Côté politique il n'a pas toujours été très clair, Victor Hugo. Jeune, il était monarchiste (il a même écrit des odes à l'intention de Louis XVIII et Charles X, puis, suivant sans doute l'exemple de son père, ex-général d'Empire, il se déclara bonapartiste. Sous la monarchie de Juillet il se rallia à Louis-Philippe sans renier ses convictions antérieures. Pendant la Révolution de 1848, il se rangea du côté des conservateurs, mais le coup d'état du 2 décembre 1851 qui fit de Louis-Napoléon Bonaparte, président depuis trois ans, le maître absolu de la France et bientôt l'Empereur des Français, lui fit réviser tous ses points de vue : il avait confisqué la République à son profit. Cet acte de bassesse fit de Victor Hugo un opposant à vie, et ancra en lui des convictions républicaines parfois même socialisantes, en tous cas hautement humanistes, qu'il garda jusqu'à sa mort.
« Les Châtiments » sont donc une réaction virulente et violente contre le coup d'état du 2 décembre 1851. Mais pas seulement. Victor Hugo règle aussi ses comptes (de façon un peu moins voyante, toutefois) avec le bonapartisme en général, avec en particulier un précédent notoire, le 18 brumaire 1799, où l'oncle (Bonaparte) s'emparait de la France comme le neveu (Louis-Napoléon) venait de le faire le 2 décembre 1851.

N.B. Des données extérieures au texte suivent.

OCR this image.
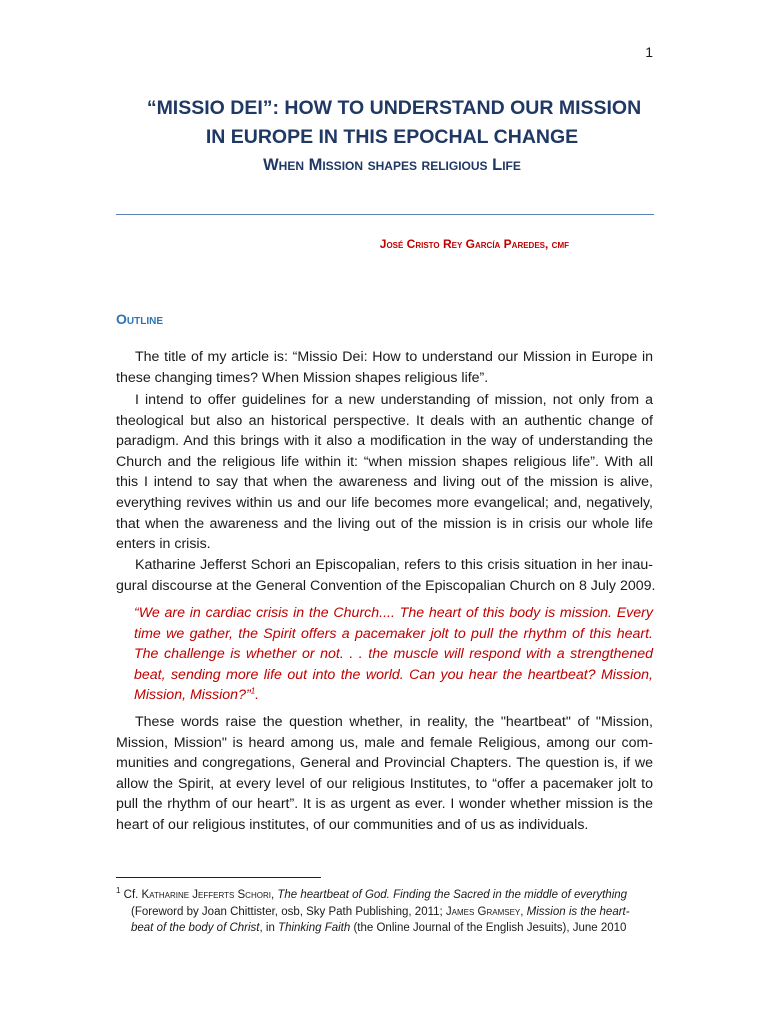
1
“MISSIO DEI”: HOW TO UNDERSTAND OUR MISSION
IN EUROPE IN THIS EPOCHAL CHANGE
When Mission shapes religious Life
José Cristo Rey García Paredes, cmf
Outline
The title of my article is: “Missio Dei: How to understand our Mission in Europe in
these changing times? When Mission shapes religious life”.
I intend to offer guidelines for a new understanding of mission, not only from a
theological but also an historical perspective. It deals with an authentic change of
paradigm. And this brings with it also a modification in the way of understanding the
Church and the religious life within it: “when mission shapes religious life”. With all
this I intend to say that when the awareness and living out of the mission is alive,
everything revives within us and our life becomes more evangelical; and, negatively,
that when the awareness and the living out of the mission is in crisis our whole life
enters in crisis.
Katharine Jefferst Schori an Episcopalian, refers to this crisis situation in her inau-
gural discourse at the General Convention of the Episcopalian Church on 8 July 2009.
“We are in cardiac crisis in the Church.... The heart of this body is mission. Every
time we gather, the Spirit offers a pacemaker jolt to pull the rhythm of this heart.
The challenge is whether or not. . . the muscle will respond with a strengthened
beat, sending more life out into the world. Can you hear the heartbeat? Mission,
Mission, Mission?”$^1$.
These words raise the question whether, in reality, the "heartbeat" of "Mission,
Mission, Mission" is heard among us, male and female Religious, among our com-
munities and congregations, General and Provincial Chapters. The question is, if we
allow the Spirit, at every level of our religious Institutes, to “offer a pacemaker jolt to
pull the rhythm of our heart”. It is as urgent as ever. I wonder whether mission is the
heart of our religious institutes, of our communities and of us as individuals.
$^1$ Cf. Katharine Jefferts Schori, The heartbeat of God. Finding the Sacred in the middle of everything
(Foreword by Joan Chittister, osb, Sky Path Publishing, 2011; James Gramsey, Mission is the heart-
beat of the body of Christ, in Thinking Faith (the Online Journal of the English Jesuits), June 2010
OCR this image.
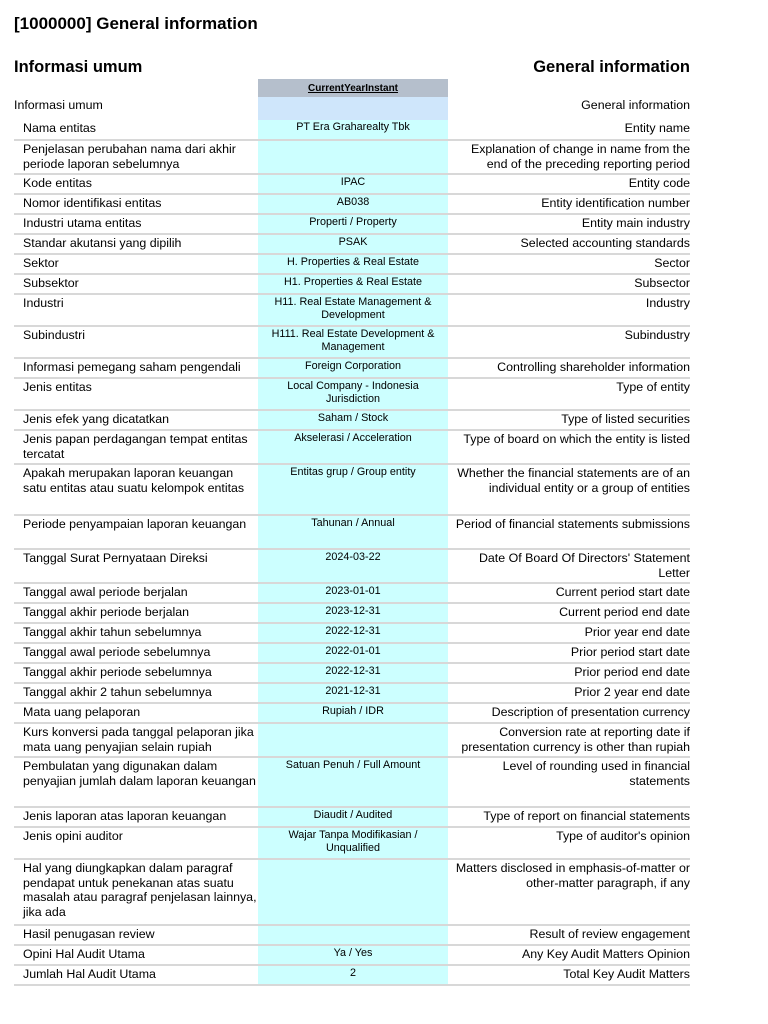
[1000000] General information
Informasi umum	General information
CurrentYearInstant
Informasi umum		General information
Nama entitas	PT Era Graharealty Tbk	Entity name
Penjelasan perubahan nama dari akhir periode laporan sebelumnya		Explanation of change in name from the end of the preceding reporting period
Kode entitas	IPAC	Entity code
Nomor identifikasi entitas	AB038	Entity identification number
Industri utama entitas	Properti / Property	Entity main industry
Standar akutansi yang dipilih	PSAK	Selected accounting standards
Sektor	H. Properties & Real Estate	Sector
Subsektor	H1. Properties & Real Estate	Subsector
Industri	H11. Real Estate Management & Development	Industry
Subindustri	H111. Real Estate Development & Management	Subindustry
Informasi pemegang saham pengendali	Foreign Corporation	Controlling shareholder information
Jenis entitas	Local Company - Indonesia Jurisdiction	Type of entity
Jenis efek yang dicatatkan	Saham / Stock	Type of listed securities
Jenis papan perdagangan tempat entitas tercatat	Akselerasi / Acceleration	Type of board on which the entity is listed
Apakah merupakan laporan keuangan satu entitas atau suatu kelompok entitas	Entitas grup / Group entity	Whether the financial statements are of an individual entity or a group of entities
Periode penyampaian laporan keuangan	Tahunan / Annual	Period of financial statements submissions
Tanggal Surat Pernyataan Direksi	2024-03-22	Date Of Board Of Directors' Statement Letter
Tanggal awal periode berjalan	2023-01-01	Current period start date
Tanggal akhir periode berjalan	2023-12-31	Current period end date
Tanggal akhir tahun sebelumnya	2022-12-31	Prior year end date
Tanggal awal periode sebelumnya	2022-01-01	Prior period start date
Tanggal akhir periode sebelumnya	2022-12-31	Prior period end date
Tanggal akhir 2 tahun sebelumnya	2021-12-31	Prior 2 year end date
Mata uang pelaporan	Rupiah / IDR	Description of presentation currency
Kurs konversi pada tanggal pelaporan jika mata uang penyajian selain rupiah		Conversion rate at reporting date if presentation currency is other than rupiah
Pembulatan yang digunakan dalam penyajian jumlah dalam laporan keuangan	Satuan Penuh / Full Amount	Level of rounding used in financial statements
Jenis laporan atas laporan keuangan	Diaudit / Audited	Type of report on financial statements
Jenis opini auditor	Wajar Tanpa Modifikasian / Unqualified	Type of auditor's opinion
Hal yang diungkapkan dalam paragraf pendapat untuk penekanan atas suatu masalah atau paragraf penjelasan lainnya, jika ada		Matters disclosed in emphasis-of-matter or other-matter paragraph, if any
Hasil penugasan review		Result of review engagement
Opini Hal Audit Utama	Ya / Yes	Any Key Audit Matters Opinion
Jumlah Hal Audit Utama	2	Total Key Audit Matters
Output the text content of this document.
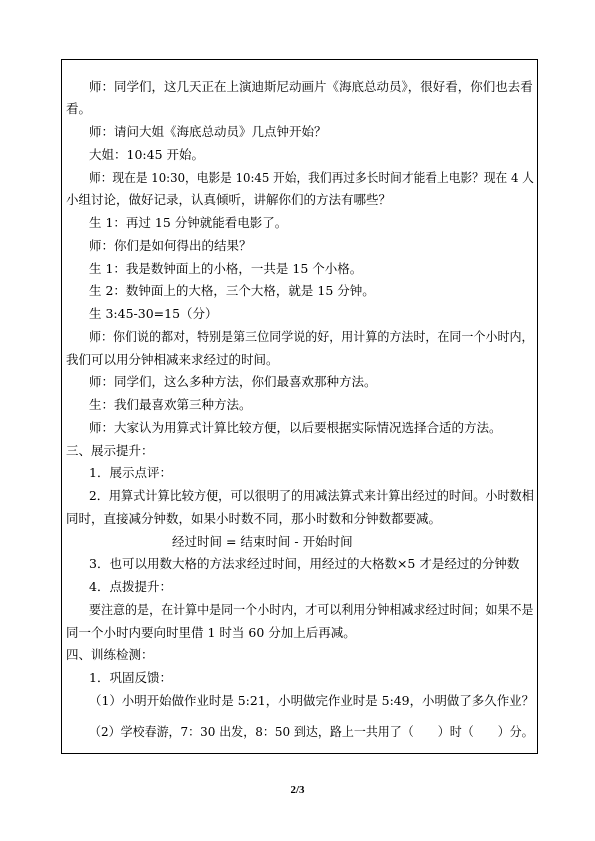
师：同学们，这几天正在上演迪斯尼动画片《海底总动员》，很好看，你们也去看
看。
师：请问大姐《海底总动员》几点钟开始？
大姐：10:45 开始。
师：现在是 10:30，电影是 10:45 开始，我们再过多长时间才能看上电影？现在 4 人
小组讨论，做好记录，认真倾听，讲解你们的方法有哪些？
生 1：再过 15 分钟就能看电影了。
师：你们是如何得出的结果？
生 1：我是数钟面上的小格，一共是 15 个小格。
生 2：数钟面上的大格，三个大格，就是 15 分钟。
生 3:45-30=15（分）
师：你们说的都对，特别是第三位同学说的好，用计算的方法时，在同一个小时内，
我们可以用分钟相减来求经过的时间。
师：同学们，这么多种方法，你们最喜欢那种方法。
生：我们最喜欢第三种方法。
师：大家认为用算式计算比较方便，以后要根据实际情况选择合适的方法。
三、展示提升：
1．展示点评：
2．用算式计算比较方便，可以很明了的用减法算式来计算出经过的时间。小时数相
同时，直接减分钟数，如果小时数不同，那小时数和分钟数都要减。
经过时间 = 结束时间 - 开始时间
3．也可以用数大格的方法求经过时间，用经过的大格数×5 才是经过的分钟数
4．点拨提升：
要注意的是，在计算中是同一个小时内，才可以利用分钟相减求经过时间；如果不是
同一个小时内要向时里借 1 时当 60 分加上后再减。
四、训练检测：
1．巩固反馈：
（1）小明开始做作业时是 5:21，小明做完作业时是 5:49，小明做了多久作业？
（2）学校春游，7：30 出发，8：50 到达，路上一共用了（　　）时（　　）分。
2/3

Le recueil lui-même s'intercale entre deux longs poèmes « Nox » et « Lux », (« Nuit » et « Lumière ») au symbolisme assez clair : Napoléon III a plongé la France dans la nuit, et Le France doit trouver en elle-même les forces pour retrouver la lumière. La principale originalité de ce recueil est de réunir, à l'intérieur d'une tonalité générale satirique, et même agressive, une diversité de tonalités secondaires qui, mises les unes avec les autres, donnent un ensemble à la fois cohérent, coloré et séduisant : La postérité à retenu les poèmes les plus épiques, comme « L'expiation » (avec ces deux chefs-oeuvre absolus que sont « Il neigeait » et »Waterloo »), mais Hugo use avec beaucoup de savoir-faire de la chanson (telle que l'a popularisée Béranger), l'invective satirique, le lyrisme populaire et pathétique, et même sur la fin et l'ouverture vers l'avenir, la vision prophétique.
Tous les talents poétiques (et pas seulement poétiques, d'ailleurs) de Hugo sont donc réunis dans ce recueil : Comme Beethoven, dans un autre art et cinquante ans plus tôt, on ne peut qu'admirer à la fois la puissance de l'idée et la maestria de la réalisation : Hugo est vraiment un surhomme, et il le sait, il le croit :
Si l'on n'est plus que mille, eh bien, j'en suis ! Si même
Ils ne sont plus que cent, je brave encor Sylla ;
S'il en demeure dix, je serai le dixième ;
Et s'il n'en reste qu'un, je serai celui-là !
Pas modeste, Victor, légèrement emphatique, mais il a sans doute le droit de le faire. D'autant qu'il n'est pas avare de pensées pour le Peuple : S'il fustige les Grands de ce monde, il a toujours un mot pour les petits, les pauvres, les enfants, les victimes.
Et c'est pourquoi s'il y aura toujours un « Victor Hugo hélas, ! », il y aura toujours un « Victor Hugo, tant mieux ! ».